9. See the footnote near Example 5.4 for an explanation as to why we scale in this way.

Figure 12.6 provides an example of what our reformatted data look like. We printed that example—a bitmap of the 4,243rd sketch from the apple category—by running this code:

plt.imshow(data[4242,:,:,0], cmap='Greys')
A bitmap is shown.
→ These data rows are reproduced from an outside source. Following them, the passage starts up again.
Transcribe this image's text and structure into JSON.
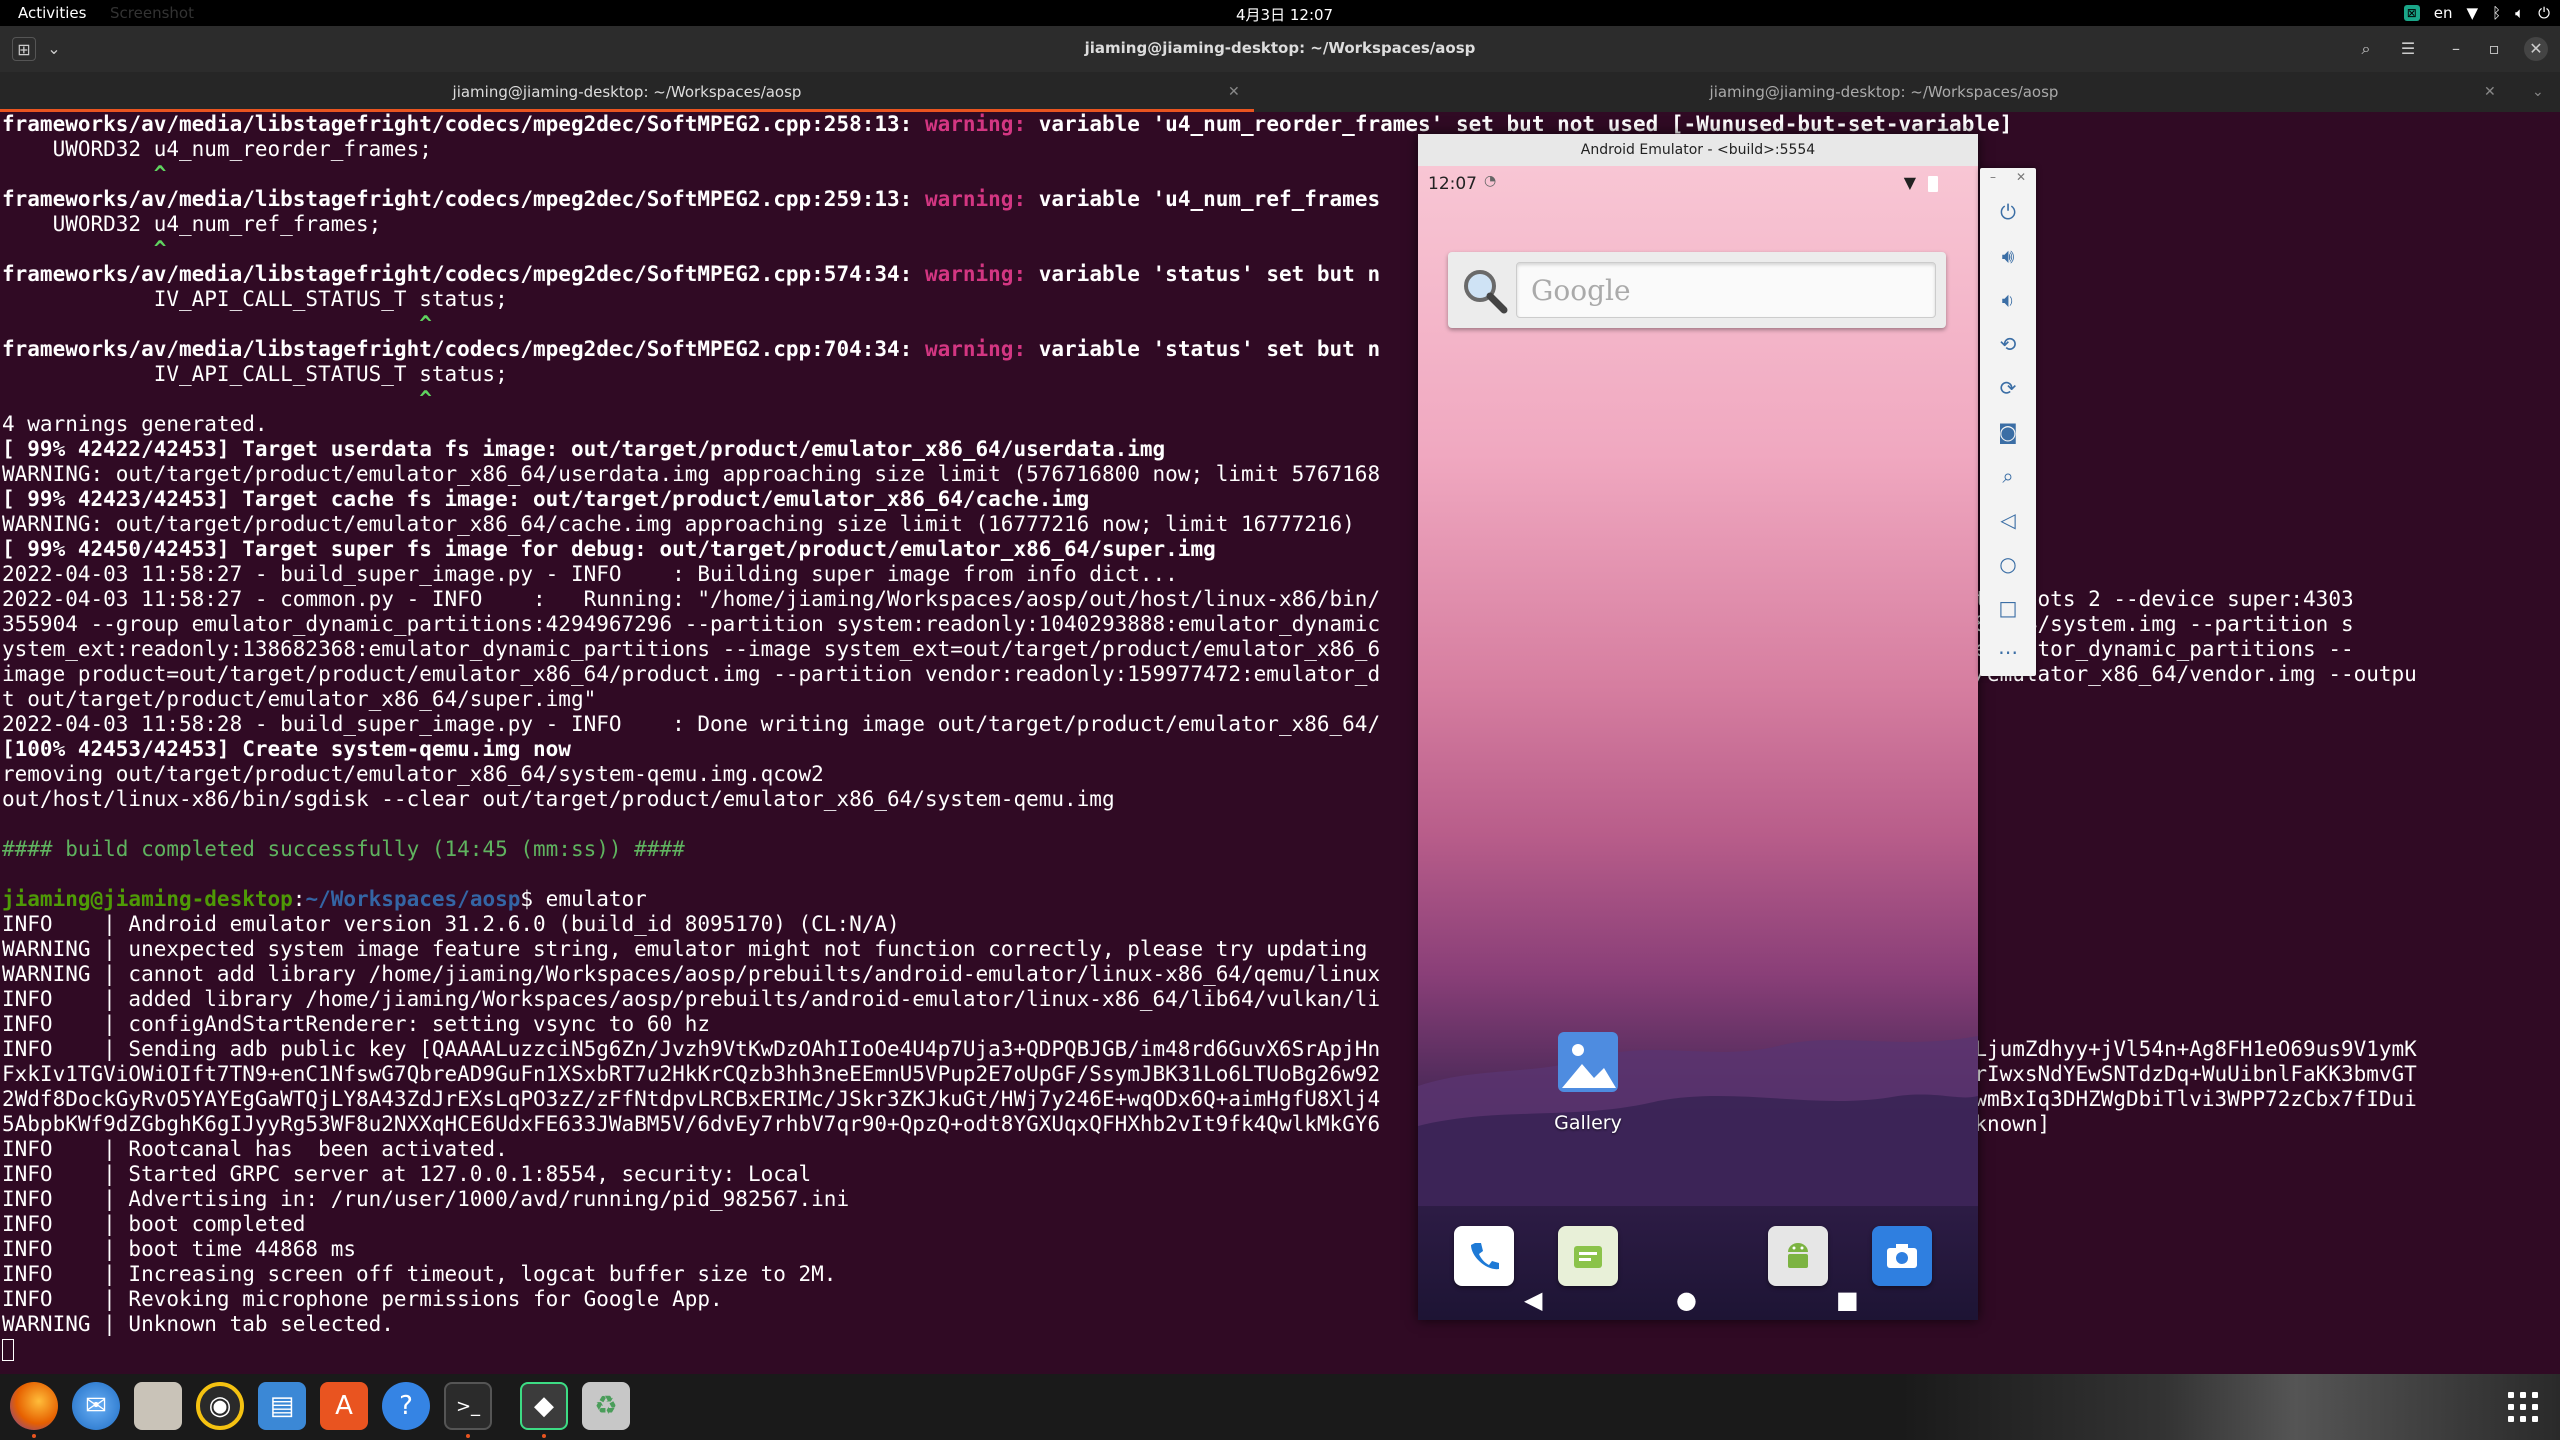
{
  "topbar": {
    "activities": "Activities",
    "ghost_label": "Screenshot",
    "clock": "4月3日  12:07",
    "lang": "en",
    "icons": [
      "app-indicator-icon",
      "wifi-icon",
      "bluetooth-icon",
      "volume-icon",
      "power-icon"
    ]
  },
  "terminal": {
    "window_title": "jiaming@jiaming-desktop: ~/Workspaces/aosp",
    "tabs": [
      {
        "label": "jiaming@jiaming-desktop: ~/Workspaces/aosp",
        "active": true
      },
      {
        "label": "jiaming@jiaming-desktop: ~/Workspaces/aosp",
        "active": false
      }
    ],
    "lines": [
      [
        {
          "t": "frameworks/av/media/libstagefright/codecs/mpeg2dec/SoftMPEG2.cpp:258:13: ",
          "c": "b"
        },
        {
          "t": "warning: ",
          "c": "warn"
        },
        {
          "t": "variable 'u4_num_reorder_frames' set but not used [-Wunused-but-set-variable]",
          "c": "b"
        }
      ],
      [
        {
          "t": "    UWORD32 u4_num_reorder_frames;",
          "c": ""
        }
      ],
      [
        {
          "t": "            ^",
          "c": "caret"
        }
      ],
      [
        {
          "t": "frameworks/av/media/libstagefright/codecs/mpeg2dec/SoftMPEG2.cpp:259:13: ",
          "c": "b"
        },
        {
          "t": "warning: ",
          "c": "warn"
        },
        {
          "t": "variable 'u4_num_ref_frames",
          "c": "b"
        }
      ],
      [
        {
          "t": "    UWORD32 u4_num_ref_frames;",
          "c": ""
        }
      ],
      [
        {
          "t": "            ^",
          "c": "caret"
        }
      ],
      [
        {
          "t": "frameworks/av/media/libstagefright/codecs/mpeg2dec/SoftMPEG2.cpp:574:34: ",
          "c": "b"
        },
        {
          "t": "warning: ",
          "c": "warn"
        },
        {
          "t": "variable 'status' set but n",
          "c": "b"
        }
      ],
      [
        {
          "t": "            IV_API_CALL_STATUS_T status;",
          "c": ""
        }
      ],
      [
        {
          "t": "                                 ^",
          "c": "caret"
        }
      ],
      [
        {
          "t": "frameworks/av/media/libstagefright/codecs/mpeg2dec/SoftMPEG2.cpp:704:34: ",
          "c": "b"
        },
        {
          "t": "warning: ",
          "c": "warn"
        },
        {
          "t": "variable 'status' set but n",
          "c": "b"
        }
      ],
      [
        {
          "t": "            IV_API_CALL_STATUS_T status;",
          "c": ""
        }
      ],
      [
        {
          "t": "                                 ^",
          "c": "caret"
        }
      ],
      [
        {
          "t": "4 warnings generated.",
          "c": ""
        }
      ],
      [
        {
          "t": "[ 99% 42422/42453] Target userdata fs image: out/target/product/emulator_x86_64/userdata.img",
          "c": "b"
        }
      ],
      [
        {
          "t": "WARNING: out/target/product/emulator_x86_64/userdata.img approaching size limit (576716800 now; limit 5767168",
          "c": ""
        }
      ],
      [
        {
          "t": "[ 99% 42423/42453] Target cache fs image: out/target/product/emulator_x86_64/cache.img",
          "c": "b"
        }
      ],
      [
        {
          "t": "WARNING: out/target/product/emulator_x86_64/cache.img approaching size limit (16777216 now; limit 16777216)",
          "c": ""
        }
      ],
      [
        {
          "t": "[ 99% 42450/42453] Target super fs image for debug: out/target/product/emulator_x86_64/super.img",
          "c": "b"
        }
      ],
      [
        {
          "t": "2022-04-03 11:58:27 - build_super_image.py - INFO    : Building super image from info dict...",
          "c": ""
        }
      ],
      [
        {
          "t": "2022-04-03 11:58:27 - common.py - INFO    :   Running: \"/home/jiaming/Workspaces/aosp/out/host/linux-x86/bin/                                       --metadata-slots 2 --device super:4303",
          "c": ""
        }
      ],
      [
        {
          "t": "355904 --group emulator_dynamic_partitions:4294967296 --partition system:readonly:1040293888:emulator_dynamic                                       ulator_x86_64/system.img --partition s",
          "c": ""
        }
      ],
      [
        {
          "t": "ystem_ext:readonly:138682368:emulator_dynamic_partitions --image system_ext=out/target/product/emulator_x86_6                                       4082944:emulator_dynamic_partitions --",
          "c": ""
        }
      ],
      [
        {
          "t": "image product=out/target/product/emulator_x86_64/product.img --partition vendor:readonly:159977472:emulator_d                                       /product/emulator_x86_64/vendor.img --outpu",
          "c": ""
        }
      ],
      [
        {
          "t": "t out/target/product/emulator_x86_64/super.img\"",
          "c": ""
        }
      ],
      [
        {
          "t": "2022-04-03 11:58:28 - build_super_image.py - INFO    : Done writing image out/target/product/emulator_x86_64/",
          "c": ""
        }
      ],
      [
        {
          "t": "[100% 42453/42453] Create system-qemu.img now",
          "c": "b"
        }
      ],
      [
        {
          "t": "removing out/target/product/emulator_x86_64/system-qemu.img.qcow2",
          "c": ""
        }
      ],
      [
        {
          "t": "out/host/linux-x86/bin/sgdisk --clear out/target/product/emulator_x86_64/system-qemu.img",
          "c": ""
        }
      ],
      [
        {
          "t": "",
          "c": ""
        }
      ],
      [
        {
          "t": "#### build completed successfully (14:45 (mm:ss)) ####",
          "c": "grn2"
        }
      ],
      [
        {
          "t": "",
          "c": ""
        }
      ],
      [
        {
          "t": "jiaming@jiaming-desktop",
          "c": "green b"
        },
        {
          "t": ":",
          "c": ""
        },
        {
          "t": "~/Workspaces/aosp",
          "c": "blue b"
        },
        {
          "t": "$ emulator",
          "c": ""
        }
      ],
      [
        {
          "t": "INFO    | Android emulator version 31.2.6.0 (build_id 8095170) (CL:N/A)",
          "c": ""
        }
      ],
      [
        {
          "t": "WARNING | unexpected system image feature string, emulator might not function correctly, please try updating",
          "c": ""
        }
      ],
      [
        {
          "t": "WARNING | cannot add library /home/jiaming/Workspaces/aosp/prebuilts/android-emulator/linux-x86_64/qemu/linux",
          "c": ""
        }
      ],
      [
        {
          "t": "INFO    | added library /home/jiaming/Workspaces/aosp/prebuilts/android-emulator/linux-x86_64/lib64/vulkan/li",
          "c": ""
        }
      ],
      [
        {
          "t": "INFO    | configAndStartRenderer: setting vsync to 60 hz",
          "c": ""
        }
      ],
      [
        {
          "t": "INFO    | Sending adb public key [QAAAALuzzciN5g6Zn/Jvzh9VtKwDzOAhIIoOe4U4p7Uja3+QDPQBJGB/im48rd6GuvX6SrApjHn                                       zHm91/BdLjumZdhyy+jVl54n+Ag8FH1eO69us9V1ymK",
          "c": ""
        }
      ],
      [
        {
          "t": "FxkIv1TGViOWiOIft7TN9+enC1NfswG7QbreAD9GuFn1XSxbRT7u2HkKrCQzb3hh3neEEmnU5VPup2E7oUpGF/SsymJBK31Lo6LTUoBg26w92                                       IgPP1i8CrIwxsNdYEwSNTdzDq+WuUibnlFaKK3bmvGT",
          "c": ""
        }
      ],
      [
        {
          "t": "2Wdf8DockGyRvO5YAYEgGaWTQjLY8A43ZdJrEXsLqPO3zZ/zFfNtdpvLRCBxERIMc/JSkr3ZKJkuGt/HWj7y246E+wqODx6Q+aimHgfU8Xlj4                                       57ZniHwuwmBxIq3DHZWgDbiTlvi3WPP72zCbx7fIDui",
          "c": ""
        }
      ],
      [
        {
          "t": "5AbpbKWf9dZGbghK6gIJyyRg53WF8u2NXXqHCE6UdxFE633JWaBM5V/6dvEy7rhbV7qr90+QpzQ+odt8YGXUqxQFHXhb2vIt9fk4QwlkMkGY6                                       aming@unknown]",
          "c": ""
        }
      ],
      [
        {
          "t": "INFO    | Rootcanal has  been activated.",
          "c": ""
        }
      ],
      [
        {
          "t": "INFO    | Started GRPC server at 127.0.0.1:8554, security: Local",
          "c": ""
        }
      ],
      [
        {
          "t": "INFO    | Advertising in: /run/user/1000/avd/running/pid_982567.ini",
          "c": ""
        }
      ],
      [
        {
          "t": "INFO    | boot completed",
          "c": ""
        }
      ],
      [
        {
          "t": "INFO    | boot time 44868 ms",
          "c": ""
        }
      ],
      [
        {
          "t": "INFO    | Increasing screen off timeout, logcat buffer size to 2M.",
          "c": ""
        }
      ],
      [
        {
          "t": "INFO    | Revoking microphone permissions for Google App.",
          "c": ""
        }
      ],
      [
        {
          "t": "WARNING | Unknown tab selected.",
          "c": ""
        }
      ]
    ]
  },
  "emulator": {
    "title": "Android Emulator - <build>:5554",
    "time": "12:07",
    "search_placeholder": "Google",
    "gallery_label": "Gallery",
    "toolbar": [
      "power-icon",
      "volume-up-icon",
      "volume-down-icon",
      "rotate-left-icon",
      "rotate-right-icon",
      "camera-icon",
      "zoom-icon",
      "back-icon",
      "home-icon",
      "overview-icon",
      "more-icon"
    ],
    "dock_apps": [
      "phone-icon",
      "messaging-icon",
      "android-icon",
      "camera-icon"
    ]
  },
  "dock": {
    "apps": [
      "firefox-icon",
      "thunderbird-icon",
      "files-icon",
      "rhythmbox-icon",
      "writer-icon",
      "software-icon",
      "help-icon",
      "terminal-icon",
      "android-studio-icon",
      "trash-icon"
    ]
  },
  "colors": {
    "terminal_bg": "#300a24",
    "warning": "#d33682",
    "prompt_green": "#4e9a06",
    "prompt_blue": "#3465a4",
    "accent": "#e95420"
  }
}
The horizontal axis has values ranging from 0 to 25 in intervals of 5. The vertical axis has values ranging from 25 to 0 in intervals of 5. A blurred image of an apple is displayed.

Figure 12.6 This example bitmap is the 4,243rd sketch from the apple category of the Quick, Draw! dataset.

The Discriminator Network

Our discriminator is a fairly straightforward convolutional network, involving the Conv2D layers detailed in Chapter 10 and the Model class introduced at the end of Chapter 11. See the code in Example 12.3.

Example 12.3 Discriminator model architecture

Click here to view code image

def build_discriminator(depth=64, p=0.4):

    # Define inputs
    image = Input((img_w,img_h,1))

    # Convolutional layers
    conv1 = Conv2D(depth*1, 5, strides=2,
                   padding='same', activation='relu')(image)
    conv1 = Dropout(p)(conv1)

    conv2 = Conv2D(depth*2, 5, strides=2,
               padding='same', activation='relu')(conv1)
    conv2 = Dropout(p)(conv2)

    conv3 = Conv2D(depth*4, 5, strides=2,
                   padding='same', activation='relu')(conv2)
    conv3 = Dropout(p)(conv3)

    conv4 = Conv2D(depth*8, 5, strides=1,
               padding='same', activation='relu')(conv3)
    conv4 = Flatten()(Dropout(p)(conv4))

    # Output layer
    prediction = Dense(1, activation='sigmoid')(conv4)

    # Model definition
    model = Model(inputs=image, outputs=prediction)

    return model

For the first time in this book, rather than create a model architecture directly we instead define a function (build_discriminator) that returns the constructed model object. Considering the schematic of this model in Figure 12.7 and the code in Example 12.3, let’s break down each piece of the model:

  • The input images are 28×28 pixels in size. This is passed to the input layer by the variables img_w and img_h.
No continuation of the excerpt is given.